Theory of Stable Scaling in Deep Learning Systems: Infinite Limits, Hyperparameter Transfer, and Scaling Laws
- Blake Bordelon (Harvard)
Abstract
Deep learning systems currently form the backbone of modern artificial intelligence. In recent years, significant advances have been made by scaling up both the size of the deep learning models and the amount of compute and data used during optimization. Despite the successes achieved by scaling up deep learning systems, common scaling strategies often lead to significant amounts of wasted compute. Naive protocols for scaling up require re-tuning hyperparameters (such as learning rate, batch size, parameter initialization, etc) with grid searches as one varies the size of the model or the amount of steps of training, which can quickly become computationally prohibitive. This motivates theoretically principled scaling protocols that enable predictable behavior across scales. In this talk, we discuss recent theoretical works that aim to derive stable scaling strategies by identifying stable, feature-learning infinite width and depth limits of neural networks.
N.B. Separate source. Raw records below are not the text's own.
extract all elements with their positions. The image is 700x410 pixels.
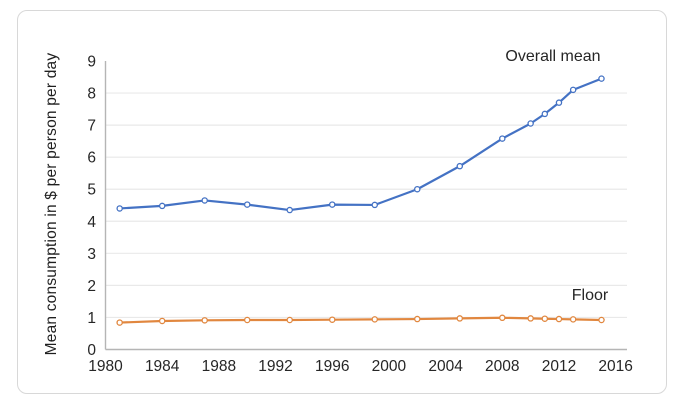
data-point-marker <box>414 185 421 193</box>
y-tick-label: 4 <box>87 214 96 231</box>
data-point-marker <box>456 162 464 170</box>
y-axis-title: Mean consumption in $ per person per day <box>43 52 60 356</box>
x-tick-label: 2004 <box>428 358 463 375</box>
x-tick-label: 2008 <box>485 358 519 375</box>
x-tick-label: 2000 <box>372 358 407 375</box>
x-tick-label: 1984 <box>145 358 180 375</box>
y-tick-label: 5 <box>87 182 96 199</box>
x-tick-label: 1996 <box>315 358 349 375</box>
data-point-marker <box>499 314 506 322</box>
data-point-marker <box>598 75 605 82</box>
data-point-marker <box>158 202 166 210</box>
data-point-marker <box>158 317 166 325</box>
y-tick-label: 3 <box>87 246 96 263</box>
data-point-marker <box>541 110 549 118</box>
data-point-marker <box>569 316 577 323</box>
data-point-marker <box>328 201 336 208</box>
data-point-marker <box>243 201 251 208</box>
series-label-overall-mean: Overall mean <box>505 48 601 65</box>
data-point-marker <box>499 135 506 142</box>
x-tick-label: 2012 <box>542 358 576 375</box>
data-point-marker <box>243 316 251 324</box>
data-point-marker <box>541 315 549 322</box>
x-tick-label: 1980 <box>88 358 123 375</box>
x-tick-label: 2016 <box>598 358 632 375</box>
data-point-marker <box>414 315 421 323</box>
y-tick-label: 2 <box>87 278 96 295</box>
data-point-marker <box>201 317 208 324</box>
data-point-marker <box>371 201 379 209</box>
series-label-floor: Floor <box>571 287 609 304</box>
y-tick-label: 1 <box>87 310 96 327</box>
data-point-marker <box>116 205 123 212</box>
y-tick-label: 9 <box>87 54 96 71</box>
x-tick-label: 1988 <box>202 358 236 375</box>
y-tick-label: 6 <box>87 150 96 167</box>
data-point-marker <box>555 315 563 323</box>
y-tick-label: 8 <box>87 86 96 103</box>
data-point-marker <box>527 315 534 322</box>
data-point-marker <box>286 316 293 324</box>
data-point-marker <box>569 86 577 94</box>
chart-card <box>17 10 667 394</box>
data-point-marker <box>598 316 605 324</box>
data-point-marker <box>328 316 336 323</box>
y-tick-label: 0 <box>87 342 96 359</box>
y-tick-label: 7 <box>87 118 96 135</box>
data-point-marker <box>286 206 293 214</box>
data-point-marker <box>555 99 563 106</box>
data-point-marker <box>371 316 379 323</box>
series-line-overall-mean <box>119 77 602 212</box>
data-point-marker <box>116 319 123 326</box>
x-tick-label: 1992 <box>258 358 292 375</box>
data-point-marker <box>201 197 208 204</box>
data-point-marker <box>456 315 464 322</box>
data-point-marker <box>527 120 534 127</box>
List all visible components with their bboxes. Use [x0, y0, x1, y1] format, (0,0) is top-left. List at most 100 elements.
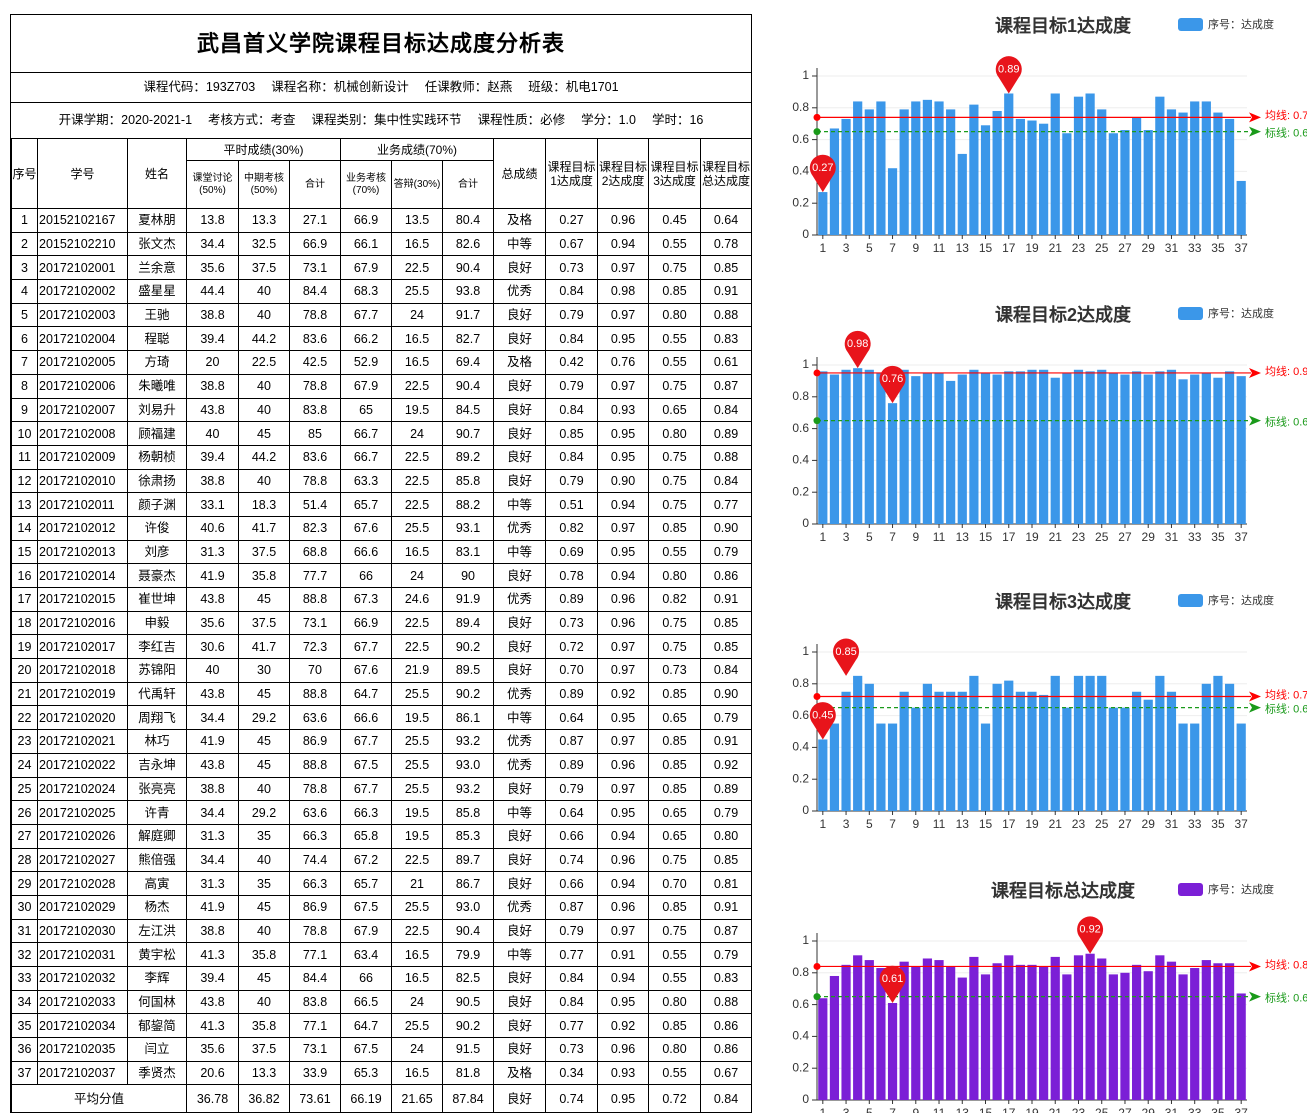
table-cell: 许俊 [127, 515, 187, 541]
table-cell: 0.85 [648, 515, 702, 541]
group-header: 业务成绩(70%) [340, 138, 495, 161]
table-cell: 85 [288, 421, 342, 446]
table-cell: 22 [11, 705, 38, 731]
table-cell: 84.4 [288, 279, 342, 304]
table-cell: 11 [11, 444, 38, 470]
table-cell: 25.5 [391, 515, 444, 541]
bar [864, 369, 874, 524]
x-tick-label: 9 [912, 530, 919, 544]
table-cell: 34.4 [186, 847, 239, 873]
table-cell: 43.8 [186, 989, 239, 1015]
bar [1004, 680, 1014, 811]
table-cell: 16.5 [391, 231, 444, 257]
table-cell: 0.67 [545, 231, 599, 257]
table-cell: 0.85 [648, 1013, 702, 1039]
table-cell: 良好 [493, 918, 547, 944]
bar [922, 958, 933, 1100]
table-cell: 73.1 [288, 255, 342, 281]
column-header: 合计 [288, 160, 342, 209]
bar [1201, 683, 1211, 811]
table-cell: 67.9 [340, 255, 393, 281]
table-cell: 51.4 [288, 492, 342, 517]
bar [1027, 120, 1037, 235]
x-tick-label: 3 [843, 530, 850, 544]
table-cell: 20172102021 [37, 729, 128, 754]
table-cell: 朱曦唯 [127, 373, 187, 399]
y-tick-label: 0.2 [792, 1060, 809, 1074]
table-cell: 91.7 [442, 302, 495, 328]
table-cell: 29 [11, 871, 38, 896]
table-row: 1 20152102167 夏林朋 13.8 13.3 27.1 66.9 13.5 80.4 及… [11, 208, 751, 233]
table-cell: 良好 [493, 563, 547, 588]
chart-title: 课程目标1达成度 [995, 15, 1132, 36]
table-cell: 77.7 [288, 563, 342, 588]
table-cell: 25.5 [391, 681, 444, 707]
bar [980, 723, 991, 811]
table-cell: 20.6 [186, 1060, 239, 1086]
bar [1073, 675, 1084, 811]
table-cell: 16.5 [391, 539, 444, 565]
table-row: 13 20172102011 颜子渊 33.1 18.3 51.4 65.7 22.5 88.2… [11, 492, 751, 517]
table-cell: 93.0 [442, 894, 495, 920]
table-cell: 0.79 [700, 800, 751, 825]
table-cell: 夏林朋 [127, 208, 187, 233]
table-cell: 90.7 [442, 421, 495, 446]
table-cell: 13.8 [186, 208, 239, 233]
table-cell: 聂豪杰 [127, 563, 187, 588]
bar [1073, 369, 1084, 524]
table-cell: 83.1 [442, 539, 495, 565]
table-cell: 63.6 [288, 705, 342, 731]
bar [969, 369, 979, 524]
x-tick-label: 5 [866, 530, 873, 544]
table-cell: 0.89 [700, 421, 751, 446]
table-cell: 0.79 [700, 705, 751, 731]
table-cell: 78.8 [288, 373, 342, 399]
info-item: 学时：16 [651, 113, 704, 127]
table-cell: 66 [340, 563, 393, 588]
table-cell: 0.87 [545, 729, 599, 754]
bar [829, 128, 840, 235]
table-cell: 66.9 [340, 610, 393, 636]
table-cell: 0.91 [700, 587, 751, 612]
x-tick-label: 25 [1095, 241, 1109, 255]
mark-line-arrow [1249, 112, 1261, 123]
bar [876, 968, 886, 1100]
table-cell: 优秀 [493, 515, 547, 541]
x-tick-label: 23 [1072, 530, 1086, 544]
table-cell: 0.96 [597, 1037, 650, 1062]
mark-line-arrow [1249, 415, 1261, 426]
table-cell: 36.82 [238, 1084, 290, 1113]
info-item: 学分：1.0 [581, 113, 636, 127]
bar [1062, 372, 1072, 524]
table-cell: 67.5 [340, 1037, 393, 1062]
table-cell: 良好 [493, 1037, 547, 1062]
table-cell: 74.4 [288, 847, 342, 873]
bar [899, 369, 909, 524]
table-cell: 41.9 [186, 729, 239, 754]
table-cell: 良好 [493, 847, 547, 873]
pin-label: 0.61 [882, 973, 903, 985]
table-cell: 37 [11, 1060, 38, 1086]
table-cell: 91.9 [442, 587, 495, 612]
table-cell: 20172102013 [37, 539, 128, 565]
table-cell: 0.79 [545, 468, 599, 494]
table-cell: 20152102167 [37, 208, 128, 233]
bar [841, 964, 851, 1100]
table-cell: 21.65 [391, 1084, 444, 1113]
x-tick-label: 21 [1049, 530, 1063, 544]
table-cell: 85.8 [442, 468, 495, 494]
table-cell: 3 [11, 255, 38, 281]
table-cell: 0.87 [545, 894, 599, 920]
table-cell: 36 [11, 1037, 38, 1062]
x-tick-label: 21 [1049, 241, 1063, 255]
table-cell: 优秀 [493, 587, 547, 612]
bar [1120, 707, 1130, 811]
table-cell: 0.94 [597, 492, 650, 517]
table-cell: 14 [11, 515, 38, 541]
legend-label: 序号：达成度 [1208, 882, 1274, 896]
bar [1085, 675, 1095, 811]
table-cell: 0.85 [648, 681, 702, 707]
table-cell: 66.7 [340, 444, 393, 470]
table-cell: 9 [11, 397, 38, 423]
x-tick-label: 37 [1235, 817, 1249, 831]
The asymptotic description of randomly initialized networks in this regime will take the form of a dynamical mean field theory (DMFT). We will discuss how adoption of scaling strategies that admit such limits yields better hyperparameter transfer, where optimal hyperparameters in small models remain optimal in large models. We will provide examples of these results for multi-layer perceptrons, convolutional networks, self-attention blocks, and mixture-of-experts transformers. Lastly, we will discuss simplified, analytically tractable models which enable analysis of training dynamics far from the infinite limit, providing solvable toy models of the neural scaling laws and hyperparameter transfer across training horizons.